Alstead and colleagues (6) studied retrospectively 16 pregnancies in 14 women receiving AZA for IBD and identified only one infectious complication (hepatitis B virus infection) during pregnancy, without evidence of congenital abnormalities or subsequent health problems in these children. Francella and colleagues (7) compared 40 women using 6-MP before the time of conception with 37 using the drug at the time of conception or during the entire pregnancy, and did not find statistical differences between the two groups with respect to spontaneous abortion, abortion secondary to birth defects, major congenital malformation, neoplasm or increased infections. O'Connell and colleagues (8), on the other hand, remarked that in Francella's study only 15 patients used 6-MP during the entire pregnancy, with a dosage variable from 25 to 175 mg/day. In this group, 10 patients had full term pregnancy, with two children having major infections, another presented major congenital abnormality and a further child displayed minor congenital abnormality. Goldstein et al (9) studied 189 women taking AZA during pregnancy (mean dosage 50-100 mg/day) compared with a control group of 230 women; no difference concerning major malformations were found, although in AZA group an increased percentage of lower birth weight and premature delivery was noted. In a Danish study (10) of 76 pregnancies in 69 women using AZA or 6-MP, a higher risk of adverse birth outcome (pre term birth 26.2% vs 4.6% of control population, low birth weight at term 4.2% vs1.4%, congenital abnormalities 9.4% vs 3.9%) was found, but the authors suggested that this adverse outcome may be more due to IBD activity rather than drug therapy. In another study investigating 9 pregnancies (5 with CD, 1 with UC) using AZA or 6-MP 30 days before conception or during the first trimester (11), one case of aphakia and one case of multiple malformations were reported. This study was compared with 19.418 controls and the risk in markedly increased (22.2% in AZA-6-MP group against 3.7% in control group). In another study (12) investigating pregnancies fathered by men in therapy with AZA or 6-MP, the investigators concluded that, since there were no differences between conceptions obtained by fathers using or not using these drugs, such immunosuppressive therapy should not be discontinued.

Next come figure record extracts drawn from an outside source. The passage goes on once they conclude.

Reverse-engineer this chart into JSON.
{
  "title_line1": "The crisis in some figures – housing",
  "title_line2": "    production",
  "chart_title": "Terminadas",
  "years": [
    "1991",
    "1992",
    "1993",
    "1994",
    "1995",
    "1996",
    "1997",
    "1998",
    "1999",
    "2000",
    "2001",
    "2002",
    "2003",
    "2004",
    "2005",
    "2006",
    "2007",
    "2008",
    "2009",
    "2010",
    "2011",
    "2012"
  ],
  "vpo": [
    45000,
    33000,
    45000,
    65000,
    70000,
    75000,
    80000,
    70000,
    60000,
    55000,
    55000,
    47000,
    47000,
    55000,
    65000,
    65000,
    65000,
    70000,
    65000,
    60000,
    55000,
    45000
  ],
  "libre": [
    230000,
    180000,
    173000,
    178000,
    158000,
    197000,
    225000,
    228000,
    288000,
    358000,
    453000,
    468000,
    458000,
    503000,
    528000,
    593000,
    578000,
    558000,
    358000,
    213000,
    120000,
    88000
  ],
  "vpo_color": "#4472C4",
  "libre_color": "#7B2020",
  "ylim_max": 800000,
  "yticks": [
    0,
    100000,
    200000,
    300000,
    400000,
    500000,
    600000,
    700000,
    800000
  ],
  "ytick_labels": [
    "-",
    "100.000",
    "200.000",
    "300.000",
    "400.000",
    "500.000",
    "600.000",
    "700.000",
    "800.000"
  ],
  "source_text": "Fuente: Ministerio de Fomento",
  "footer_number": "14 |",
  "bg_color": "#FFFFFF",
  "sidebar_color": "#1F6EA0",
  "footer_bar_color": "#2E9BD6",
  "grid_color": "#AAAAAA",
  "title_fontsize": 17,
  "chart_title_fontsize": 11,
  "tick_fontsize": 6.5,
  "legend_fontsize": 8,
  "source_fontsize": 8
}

The use of AZA and 6-MP in pregnancy appears safe and well tolerated (13), as also shown from our experience, and recent guidelines for IBD management in adults (4, 14) suggest that AZA should be continued during pregnancy because the risks to the fetus due to disease activity appears greater than risks due to drug toxicity. In addition, a recent study on a large group of subjects treated with these drugs did not show increased number of infections in their breastfed children (15).

Although there may be a slight increased risk of congenital malformations, growth restriction and preterm delivery in infants exposed to AZA in early pregnancy (16), these associations may be confounded by the severity of maternal illness, and the use of this drug seems overall safe (17), as also confirmed by a recent trial on a large cohort (18). Women with IBD are concerned about the risks of drug therapy, especially when pregnant. Patients with IBD need to be aware risks of drug therapies and active IBD during pregnancy for the foetus (19).